During the hour-long Zoom meeting on April 30, health experts at the Department of Health and New York Health and Hospitals broached everything from COVID-19 myths to attendees’ fears about facing discrimination at vaccine sites. As the Unity Project resumes operations after halting the program due to the pandemic, public health experts underscored the safety and effectiveness of the vaccine for the LGBTQ community.
“With all the folks vaccinated so far in the country and New York City, we are helping the spread to go down and preventing hospitalizations,” Julian L. Watkins, a senior clinical advisor at the Department of Health, said during the virtual meeting.
Additionally, experts stressed that the COVID-19 vaccine is safe for people using gender-affirming hormones, individuals living with HIV/AIDS, including people taking PrEP, a daily pill to combat HIV or PEP, which can prevent HIV if a person is exposed to it.

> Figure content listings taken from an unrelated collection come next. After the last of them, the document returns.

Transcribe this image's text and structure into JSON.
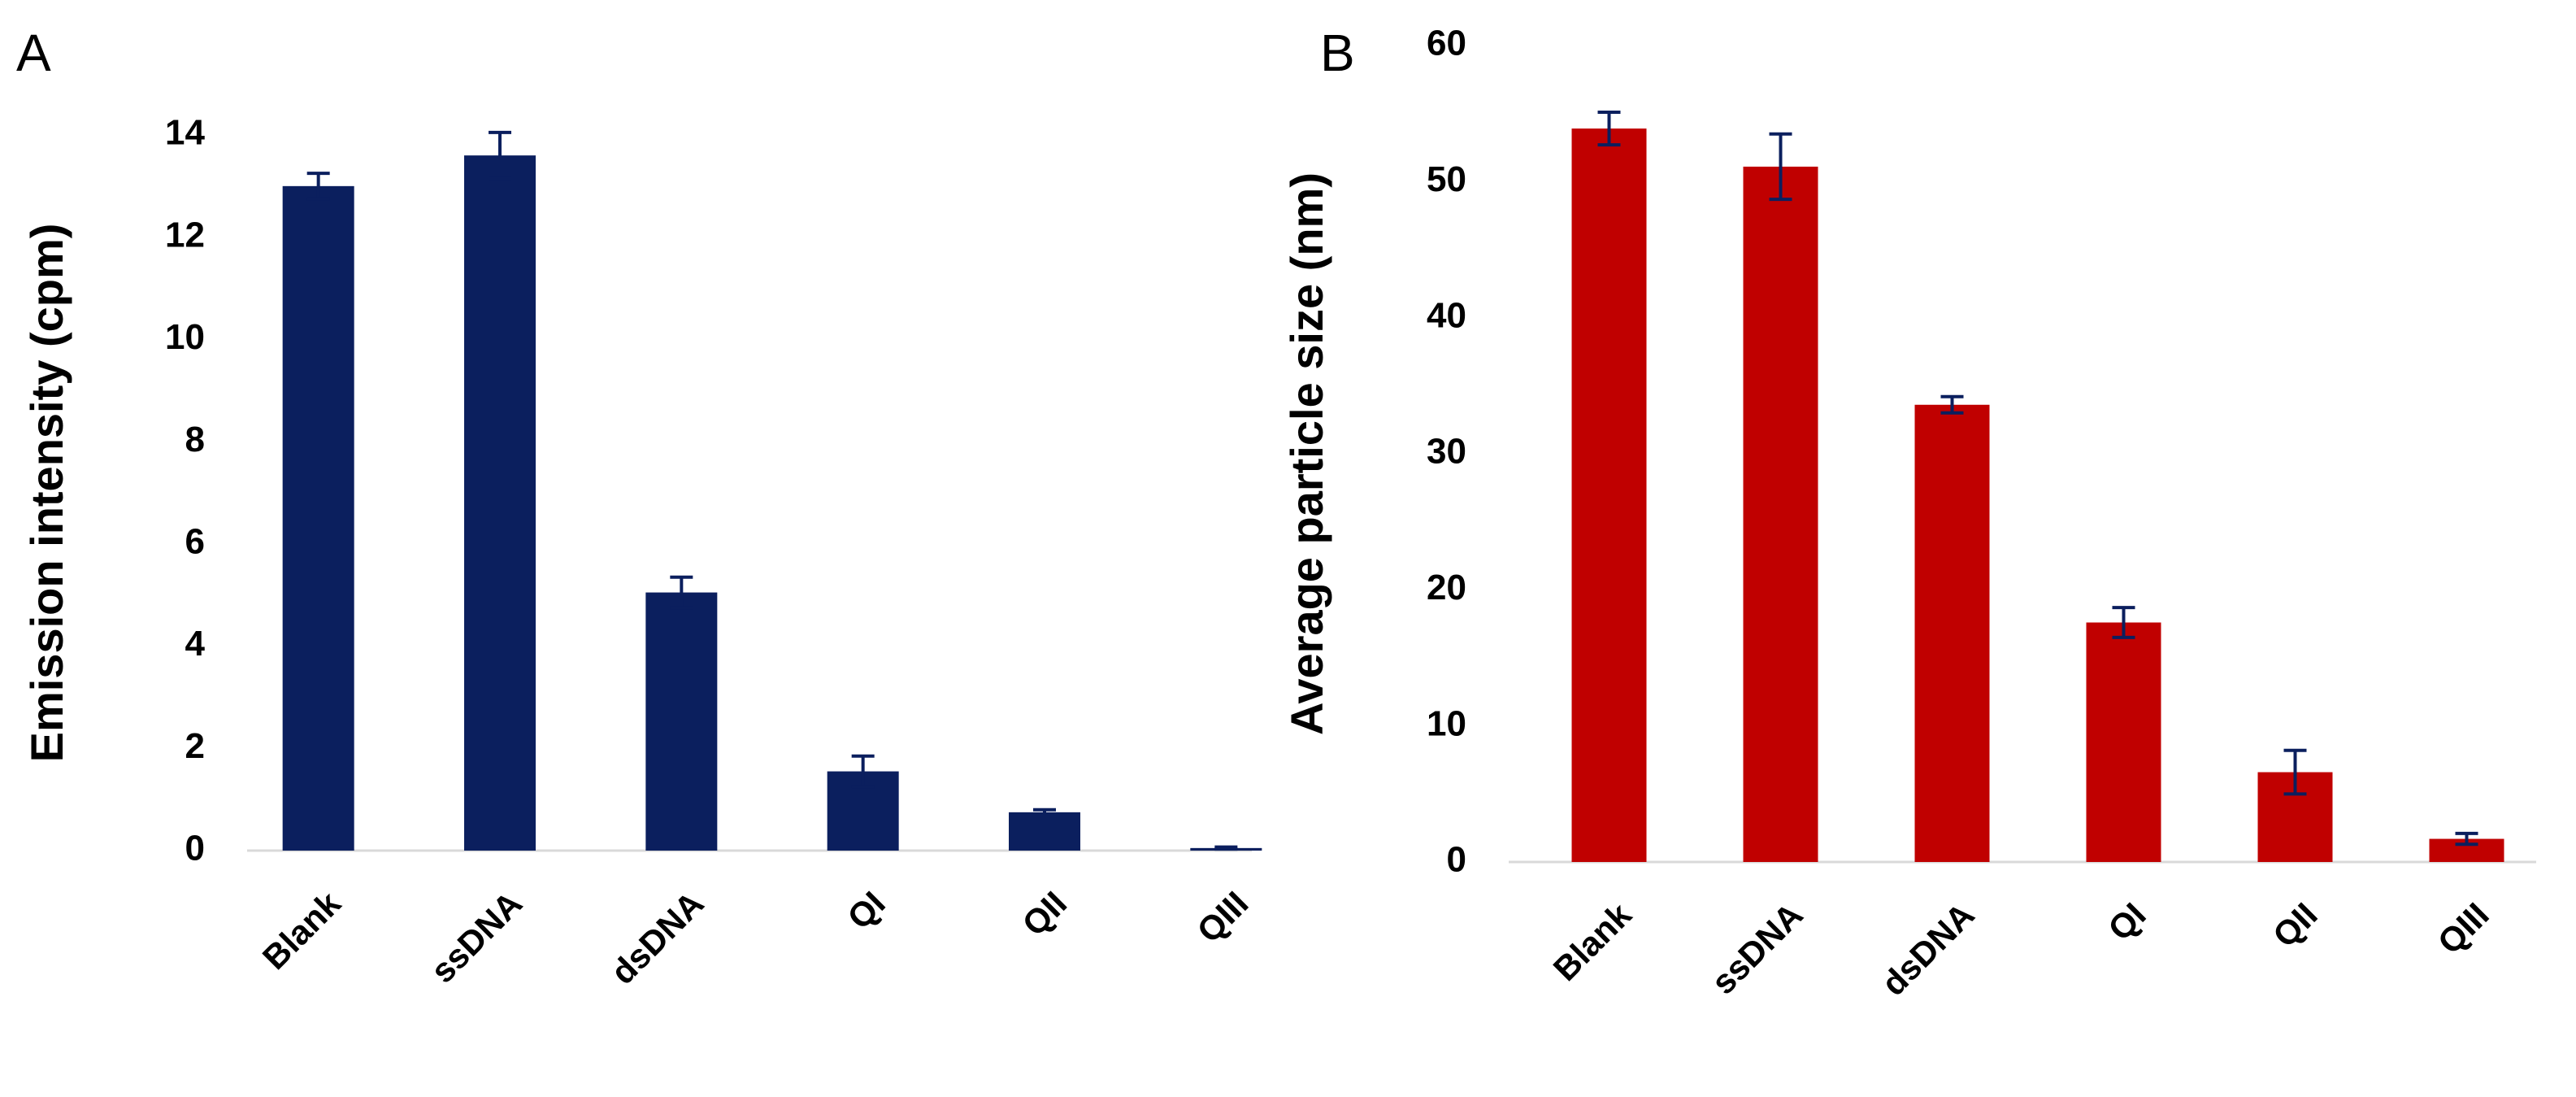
{
  "chart_data": [
    {
      "type": "bar",
      "panel_label": "A",
      "y_label": "Emission intensity (cpm)",
      "categories": [
        "Blank",
        "ssDNA",
        "dsDNA",
        "QI",
        "QII",
        "QIII"
      ],
      "values": [
        13.0,
        13.6,
        5.05,
        1.55,
        0.75,
        0.05
      ],
      "errors": [
        0.25,
        0.45,
        0.3,
        0.3,
        0.05,
        0.02
      ],
      "color": "#0b1f5e",
      "error_color": "#0b1f5e",
      "ylim": [
        0,
        14
      ],
      "yticks": [
        0,
        2,
        4,
        6,
        8,
        10,
        12,
        14
      ]
    },
    {
      "type": "bar",
      "panel_label": "B",
      "y_label": "Average particle size (nm)",
      "categories": [
        "Blank",
        "ssDNA",
        "dsDNA",
        "QI",
        "QII",
        "QIII"
      ],
      "values": [
        53.9,
        51.1,
        33.6,
        17.6,
        6.6,
        1.7
      ],
      "errors": [
        1.2,
        2.4,
        0.6,
        1.1,
        1.6,
        0.4
      ],
      "color": "#c00000",
      "error_color": "#0b1f5e",
      "ylim": [
        0,
        60
      ],
      "yticks": [
        0,
        10,
        20,
        30,
        40,
        50,
        60
      ]
    }
  ]
}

Some of the event’s panelists included Health and Hospital’s Acting Regional Director, Justin List and Priya Nair, the associate director of gender equity, Chelsea Cipriano, the executive director of intergovernmental affairs at the Department of Health, Ashe McGovern, the senior policy adviser for the Unity Project, and L. Tantay, the acting director of Race to Justice at the Department of Health.

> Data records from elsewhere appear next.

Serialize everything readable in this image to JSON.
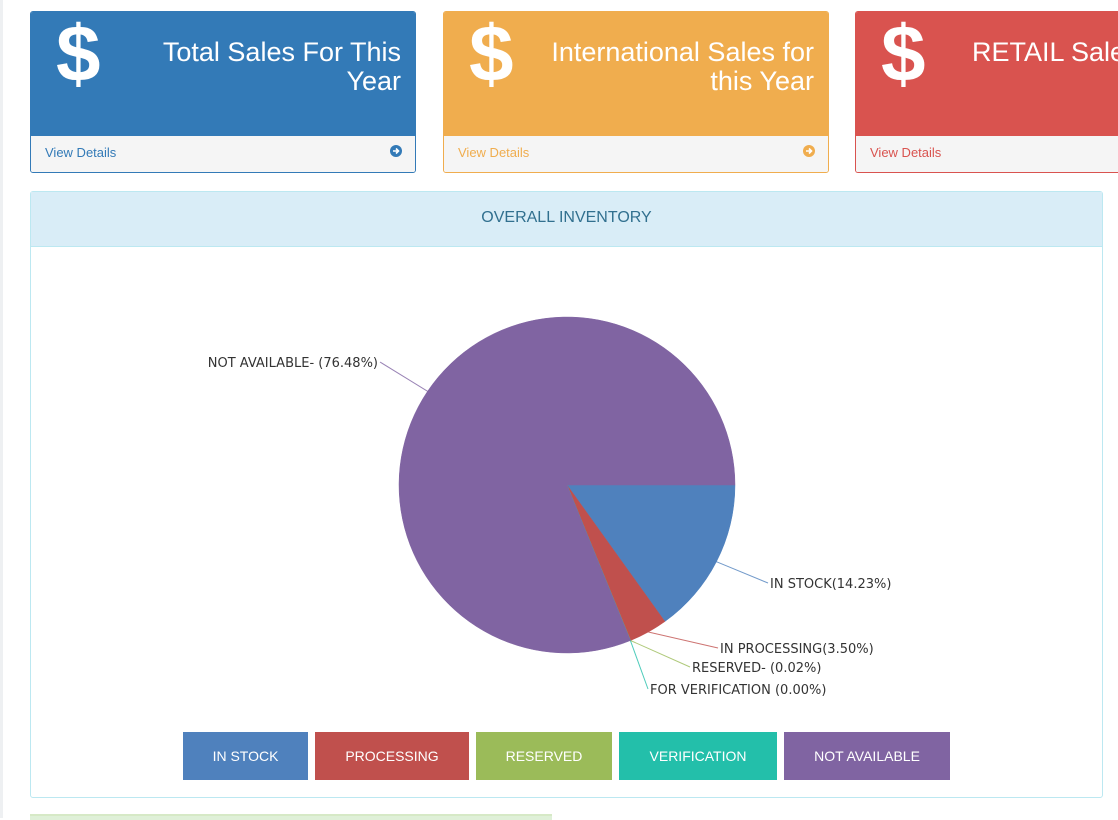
{
  "cards": [
    {
      "id": "blue",
      "icon": "dollar-icon",
      "symbol": "$",
      "title": "Total Sales For This Year",
      "link": "View Details",
      "color": "#337ab7"
    },
    {
      "id": "orange",
      "icon": "dollar-icon",
      "symbol": "$",
      "title": "International Sales for this Year",
      "link": "View Details",
      "color": "#f0ad4e"
    },
    {
      "id": "red",
      "icon": "dollar-icon",
      "symbol": "$",
      "title": "RETAIL Sale",
      "link": "View Details",
      "color": "#d9534f"
    }
  ],
  "inventory_panel": {
    "title": "OVERALL INVENTORY"
  },
  "chart_data": {
    "type": "pie",
    "slices": [
      {
        "label": "IN STOCK(14.23%)",
        "name": "IN STOCK",
        "value": 14.23,
        "color": "#4f81bd"
      },
      {
        "label": "IN PROCESSING(3.50%)",
        "name": "IN PROCESSING",
        "value": 3.5,
        "color": "#c0504d"
      },
      {
        "label": "RESERVED- (0.02%)",
        "name": "RESERVED",
        "value": 0.02,
        "color": "#9bbb59"
      },
      {
        "label": "FOR VERIFICATION (0.00%)",
        "name": "FOR VERIFICATION",
        "value": 0.0,
        "color": "#23bfaa"
      },
      {
        "label": "NOT AVAILABLE- (76.48%)",
        "name": "NOT AVAILABLE",
        "value": 76.48,
        "color": "#8064a2"
      }
    ]
  },
  "legend": [
    {
      "label": "IN STOCK",
      "color": "#4f81bd"
    },
    {
      "label": "PROCESSING",
      "color": "#c0504d"
    },
    {
      "label": "RESERVED",
      "color": "#9bbb59"
    },
    {
      "label": "VERIFICATION",
      "color": "#23bfaa"
    },
    {
      "label": "NOT AVAILABLE",
      "color": "#8064a2"
    }
  ]
}
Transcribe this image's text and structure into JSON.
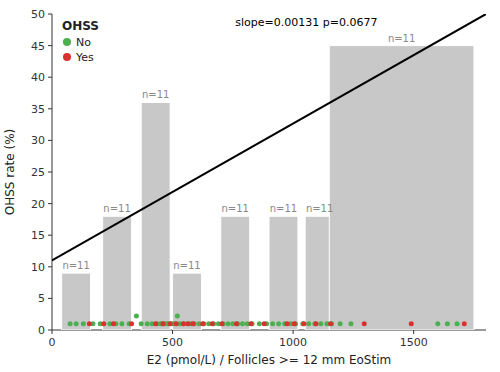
{
  "chart_data": {
    "type": "bar",
    "x_label": "E2 (pmol/L) / Follicles >= 12 mm EoStim",
    "y_label": "OHSS rate (%)",
    "legend_title": "OHSS",
    "legend": "top-left",
    "grid": false,
    "xlim": [
      0,
      1800
    ],
    "xticks": [
      0,
      500,
      1000,
      1500
    ],
    "ylim": [
      0,
      50
    ],
    "yticks": [
      0,
      5,
      10,
      15,
      20,
      25,
      30,
      35,
      40,
      45,
      50
    ],
    "annotations": [
      "slope=0.00131 p=0.0677"
    ],
    "series": [
      {
        "type": "bar",
        "color": "#c8c8c8",
        "x": [
          100,
          270,
          430,
          560,
          760,
          960,
          1110,
          1450
        ],
        "widths": [
          120,
          120,
          120,
          120,
          120,
          120,
          120,
          600
        ],
        "values": [
          9,
          18,
          36,
          9,
          18,
          18,
          18,
          45
        ],
        "bar_labels": [
          "n=11",
          "n=11",
          "n=11",
          "n=11",
          "n=11",
          "n=11",
          "n=11",
          "n=11"
        ]
      },
      {
        "type": "scatter",
        "name": "No",
        "color": "#4CAF50",
        "marker": "circle",
        "x": [
          75,
          100,
          130,
          170,
          200,
          240,
          265,
          290,
          320,
          350,
          370,
          395,
          415,
          435,
          450,
          460,
          470,
          480,
          490,
          500,
          510,
          520,
          530,
          545,
          560,
          575,
          590,
          610,
          630,
          650,
          670,
          690,
          710,
          730,
          750,
          770,
          790,
          810,
          830,
          860,
          890,
          915,
          940,
          965,
          990,
          1010,
          1040,
          1065,
          1090,
          1115,
          1140,
          1160,
          1195,
          1240,
          1600,
          1640,
          1680
        ],
        "values": [
          1,
          1,
          1,
          1,
          1,
          1,
          1,
          1,
          1,
          2.2,
          1,
          1,
          1,
          1,
          1,
          1,
          1,
          1,
          1,
          1,
          1,
          2.2,
          1,
          1,
          1,
          1,
          1,
          1,
          1,
          1,
          1,
          1,
          1,
          1,
          1,
          1,
          1,
          1,
          1,
          1,
          1,
          1,
          1,
          1,
          1,
          1,
          1,
          1,
          1,
          1,
          1,
          1,
          1,
          1,
          1,
          1,
          1
        ]
      },
      {
        "type": "scatter",
        "name": "Yes",
        "color": "#d93030",
        "marker": "circle",
        "x": [
          155,
          215,
          255,
          330,
          430,
          460,
          490,
          515,
          545,
          565,
          585,
          625,
          665,
          705,
          765,
          825,
          880,
          975,
          1005,
          1045,
          1095,
          1155,
          1295,
          1490,
          1710
        ],
        "values": [
          1,
          1,
          1,
          1,
          1,
          1,
          1,
          1,
          1,
          1,
          1,
          1,
          1,
          1,
          1,
          1,
          1,
          1,
          1,
          1,
          1,
          1,
          1,
          1,
          1
        ]
      },
      {
        "type": "line",
        "color": "#000000",
        "line_style": "solid",
        "x": [
          0,
          1800
        ],
        "values": [
          11.0,
          50.0
        ]
      }
    ]
  }
}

In 2018, the city invested $9.5 million in the Unity Project, a program providing jobs and educational opportunities to homeless LGBTQ youth. The program was slated to debut last summer but temporarily halted amid the pandemic.
Medical professionals recommended that birthing parents get vaccinated for their safety and their children, noting that pregnant people are vulnerable to worse COVID-19 outcomes. Doctors also said receiving the vaccine can reduce the likelihood of a dangerous COVID-19 mutation.
According to a report released in February from the CDC, gay, lesbian, and bisexual people are more likely than their straight peers to have an underlying health condition associated with severe COVID-19 outcomes. Additionally, queer and trans patients experience more significant healthcare bias, making it harder to come out to their providers.
Tantay said discrimination is another barrier facing LGBTQ people in accessing the vaccine. They noted that anti-LGBTQ rhetoric at vaccine clinics is illegal and they recommend reporting these incidents to the New York City Commission on Human Rights.
“We recognize that because of historical and structural racism and other kinds of oppression, like cissexism and heterosexism, the vaccine distribution has also been inequitable in different ways [and] in different places,” Tantay said.